What If They WERE Refugees?

By Mark Krikorian on July 22, 2014

The party line of the anti-borders Left regarding the "unaccompanied" minors surging across the border into South Texas is that they're "refugees" fleeing violence and persecution, like Syrians in Turkey or Somalis in Kenya. (This description is extended to the rest of the flow, as well, since the ostensibly unaccompanied make up well under half of the surge.) This is why they describe it as primarily a humanitarian issue not amenable to a law-enforcement response.

While Honduras, Guatemala, and El Salvador are indeed unsavory places, there's no honest disputing at this point that the flow was generated by Obama's five-year record of gutting immigration law. But let's take the anti-borders crowd at its word and accept for the sake of argument that the Central Americans represent a refugee flow.

They still should be turned away.

Why? Because they traveled more than 1,000 miles through a country where they should have claimed asylum, if they were genuinely seeking it.

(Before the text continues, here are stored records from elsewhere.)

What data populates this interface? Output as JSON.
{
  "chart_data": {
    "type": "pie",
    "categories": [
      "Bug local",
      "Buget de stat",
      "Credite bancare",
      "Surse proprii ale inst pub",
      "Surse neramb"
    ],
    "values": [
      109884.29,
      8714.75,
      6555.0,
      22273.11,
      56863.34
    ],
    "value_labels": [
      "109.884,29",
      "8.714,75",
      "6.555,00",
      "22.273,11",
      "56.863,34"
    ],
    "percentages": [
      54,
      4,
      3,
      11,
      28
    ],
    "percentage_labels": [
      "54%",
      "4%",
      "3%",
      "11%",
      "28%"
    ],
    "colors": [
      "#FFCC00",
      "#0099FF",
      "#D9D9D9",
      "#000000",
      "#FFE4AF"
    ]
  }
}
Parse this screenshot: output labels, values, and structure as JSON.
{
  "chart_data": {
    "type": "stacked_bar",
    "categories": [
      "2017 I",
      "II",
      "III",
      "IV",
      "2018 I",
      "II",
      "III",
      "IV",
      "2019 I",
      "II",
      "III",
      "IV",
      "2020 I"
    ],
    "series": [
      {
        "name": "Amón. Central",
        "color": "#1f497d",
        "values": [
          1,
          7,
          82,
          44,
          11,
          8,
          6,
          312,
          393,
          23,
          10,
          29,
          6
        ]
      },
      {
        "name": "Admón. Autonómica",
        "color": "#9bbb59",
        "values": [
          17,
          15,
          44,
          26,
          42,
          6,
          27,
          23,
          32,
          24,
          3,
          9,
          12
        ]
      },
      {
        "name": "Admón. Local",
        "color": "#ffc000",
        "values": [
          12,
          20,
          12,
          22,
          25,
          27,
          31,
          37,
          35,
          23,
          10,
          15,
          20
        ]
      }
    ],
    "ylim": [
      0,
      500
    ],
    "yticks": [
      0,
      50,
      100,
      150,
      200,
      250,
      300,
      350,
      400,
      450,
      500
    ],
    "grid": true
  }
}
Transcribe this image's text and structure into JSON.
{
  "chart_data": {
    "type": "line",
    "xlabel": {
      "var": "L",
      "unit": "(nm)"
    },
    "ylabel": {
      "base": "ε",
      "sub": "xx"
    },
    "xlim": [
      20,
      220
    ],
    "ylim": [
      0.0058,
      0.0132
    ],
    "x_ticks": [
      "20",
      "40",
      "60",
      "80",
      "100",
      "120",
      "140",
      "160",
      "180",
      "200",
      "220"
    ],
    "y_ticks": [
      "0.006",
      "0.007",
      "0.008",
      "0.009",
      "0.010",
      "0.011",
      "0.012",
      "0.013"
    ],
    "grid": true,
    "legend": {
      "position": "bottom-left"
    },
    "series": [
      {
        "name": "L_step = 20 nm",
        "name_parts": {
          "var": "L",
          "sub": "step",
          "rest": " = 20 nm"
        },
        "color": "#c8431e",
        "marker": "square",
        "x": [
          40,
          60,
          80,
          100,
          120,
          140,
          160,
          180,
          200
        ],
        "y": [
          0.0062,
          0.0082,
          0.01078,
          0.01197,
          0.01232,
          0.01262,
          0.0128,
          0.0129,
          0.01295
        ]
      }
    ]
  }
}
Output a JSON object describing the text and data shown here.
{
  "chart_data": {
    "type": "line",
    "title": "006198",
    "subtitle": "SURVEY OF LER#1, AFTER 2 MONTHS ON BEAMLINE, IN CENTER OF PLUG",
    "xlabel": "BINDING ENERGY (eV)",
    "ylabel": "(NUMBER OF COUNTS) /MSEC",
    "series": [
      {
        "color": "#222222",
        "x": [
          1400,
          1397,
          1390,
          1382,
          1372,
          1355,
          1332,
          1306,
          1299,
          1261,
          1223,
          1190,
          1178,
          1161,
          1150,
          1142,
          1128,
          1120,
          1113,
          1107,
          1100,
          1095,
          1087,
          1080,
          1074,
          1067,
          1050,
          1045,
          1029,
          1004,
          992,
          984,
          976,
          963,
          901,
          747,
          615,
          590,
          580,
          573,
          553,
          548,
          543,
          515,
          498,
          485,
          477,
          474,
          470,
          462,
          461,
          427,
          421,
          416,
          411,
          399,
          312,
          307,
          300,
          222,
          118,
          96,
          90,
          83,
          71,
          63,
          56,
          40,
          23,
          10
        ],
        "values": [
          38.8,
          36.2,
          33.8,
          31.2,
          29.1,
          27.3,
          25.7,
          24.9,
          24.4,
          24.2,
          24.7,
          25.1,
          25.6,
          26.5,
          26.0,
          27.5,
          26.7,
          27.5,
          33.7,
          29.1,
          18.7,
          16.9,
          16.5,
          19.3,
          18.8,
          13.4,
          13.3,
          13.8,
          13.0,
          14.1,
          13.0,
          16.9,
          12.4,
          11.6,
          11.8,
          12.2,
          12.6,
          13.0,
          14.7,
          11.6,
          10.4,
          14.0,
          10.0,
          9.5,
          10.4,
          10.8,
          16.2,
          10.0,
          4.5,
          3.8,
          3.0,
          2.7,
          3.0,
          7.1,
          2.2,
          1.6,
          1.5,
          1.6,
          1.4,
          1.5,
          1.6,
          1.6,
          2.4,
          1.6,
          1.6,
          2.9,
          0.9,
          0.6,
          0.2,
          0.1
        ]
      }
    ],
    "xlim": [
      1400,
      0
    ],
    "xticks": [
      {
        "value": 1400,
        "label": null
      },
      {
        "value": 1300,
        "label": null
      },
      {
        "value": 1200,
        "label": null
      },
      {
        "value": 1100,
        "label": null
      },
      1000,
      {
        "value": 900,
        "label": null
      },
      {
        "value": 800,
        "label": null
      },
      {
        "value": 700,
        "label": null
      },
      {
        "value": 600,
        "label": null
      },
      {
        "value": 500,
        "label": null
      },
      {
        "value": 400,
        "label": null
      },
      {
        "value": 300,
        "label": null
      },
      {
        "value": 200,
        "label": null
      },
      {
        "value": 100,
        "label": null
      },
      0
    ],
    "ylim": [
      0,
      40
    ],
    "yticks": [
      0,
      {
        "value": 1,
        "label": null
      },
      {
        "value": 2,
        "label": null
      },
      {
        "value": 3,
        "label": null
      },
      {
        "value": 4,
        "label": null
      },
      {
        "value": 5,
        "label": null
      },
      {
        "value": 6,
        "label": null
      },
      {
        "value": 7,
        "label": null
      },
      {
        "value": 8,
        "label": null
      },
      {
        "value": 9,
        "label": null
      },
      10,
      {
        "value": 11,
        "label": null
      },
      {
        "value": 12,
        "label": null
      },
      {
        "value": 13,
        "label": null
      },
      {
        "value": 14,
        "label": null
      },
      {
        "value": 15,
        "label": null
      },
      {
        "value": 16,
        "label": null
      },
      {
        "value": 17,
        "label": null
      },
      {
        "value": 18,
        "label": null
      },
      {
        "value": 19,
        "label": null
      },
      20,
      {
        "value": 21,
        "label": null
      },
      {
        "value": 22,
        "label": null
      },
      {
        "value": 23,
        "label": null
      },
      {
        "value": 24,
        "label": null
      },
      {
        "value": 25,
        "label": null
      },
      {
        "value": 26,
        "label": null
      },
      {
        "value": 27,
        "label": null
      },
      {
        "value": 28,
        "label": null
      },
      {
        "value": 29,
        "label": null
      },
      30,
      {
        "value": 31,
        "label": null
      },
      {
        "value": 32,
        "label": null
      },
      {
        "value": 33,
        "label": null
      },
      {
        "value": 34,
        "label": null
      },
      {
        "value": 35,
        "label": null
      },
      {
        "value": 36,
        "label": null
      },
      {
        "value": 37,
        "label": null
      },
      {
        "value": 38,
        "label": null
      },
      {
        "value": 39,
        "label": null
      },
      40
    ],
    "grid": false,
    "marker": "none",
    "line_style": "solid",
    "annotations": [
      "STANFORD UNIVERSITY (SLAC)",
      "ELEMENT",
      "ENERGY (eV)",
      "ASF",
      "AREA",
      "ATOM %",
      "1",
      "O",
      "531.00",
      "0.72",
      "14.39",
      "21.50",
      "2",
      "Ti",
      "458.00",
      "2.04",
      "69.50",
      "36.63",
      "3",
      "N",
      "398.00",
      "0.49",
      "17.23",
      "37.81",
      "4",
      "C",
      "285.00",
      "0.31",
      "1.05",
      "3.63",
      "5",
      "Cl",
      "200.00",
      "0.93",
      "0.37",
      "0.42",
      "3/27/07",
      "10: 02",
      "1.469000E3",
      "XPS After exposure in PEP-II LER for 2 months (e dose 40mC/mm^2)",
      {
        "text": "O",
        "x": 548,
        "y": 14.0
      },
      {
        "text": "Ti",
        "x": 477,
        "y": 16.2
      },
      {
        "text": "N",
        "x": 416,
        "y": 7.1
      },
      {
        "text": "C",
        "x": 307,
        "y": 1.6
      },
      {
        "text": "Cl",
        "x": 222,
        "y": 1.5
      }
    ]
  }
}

The 1951 Convention Relating to the Status of Refugees includes this provision (my emphasis):

Article 31 – Refugees unlawfully in the country of refuge

  1. The Contracting States shall not impose penalties, on account of their illegal entry or presence, on refugees who, coming directly from a territory where their life or freedom was threatened in the sense of article 1, enter or are present in their territory without authorization, provided they present themselves without delay to the authorities and show good cause for their illegal entry or presence.

That means that an illegal alien can't be barred from applying for asylum simply because he snuck across the border or overstayed a visa. But as the bolded text notes, that's only the case for the first safe country the refugee enters. He shouldn't even be allowed to apply for asylum if he passed through other countries. Asylum is for people willing to go anywhere to get out of where they are; just as a drowning man doesn't pick and choose among life preservers he sees in the water, a genuine asylum-seeker doesn't pick and choose among countries. (I'm using "refugee" and "asylum-seeker" in the colloquial sense of people fleeing their countries for non-economic reasons. In U.S. law, they're pretty much the same except that a refugee is someone fearing persecution who's currently abroad and asylum is for the same people but who are already here, usually as illegal aliens.)

If the Central Americans surging into South Texas are seeking asylum, they have an obligation to seek it in Mexico, rather than traverse the entire length of that country's territory to reach someplace with a more fully developed welfare state where they already have relatives. Mexico's per capita GDP is well over double that of the any of the three countries in question (triple that of Honduras). What's more, not one of Mexico's states bordering on Central America (Chiapas, Tabasco, Campeche, Quintana Roo) is subject to a State Department travel warning. If the State Department says it's safe for Americans to travel to those places, why wouldn't we expect Central Americans to be safe there as well?

Unfortunately, under current law an asylum-seeker who traversed other countries ("safe third country" is the term of art) can only be turned away "pursuant to a bilateral or multilateral agreement," which we have only with Canada. This suggests that if the Left is correct in its fanciful claim that the border surge is really a refugee flow, then the statutory change that's needed (instead of Senator Cornyn's counterproductive HUMANE Act) is to bar outright any asylum claim from someone who passed through a third country where he should have made that claim first.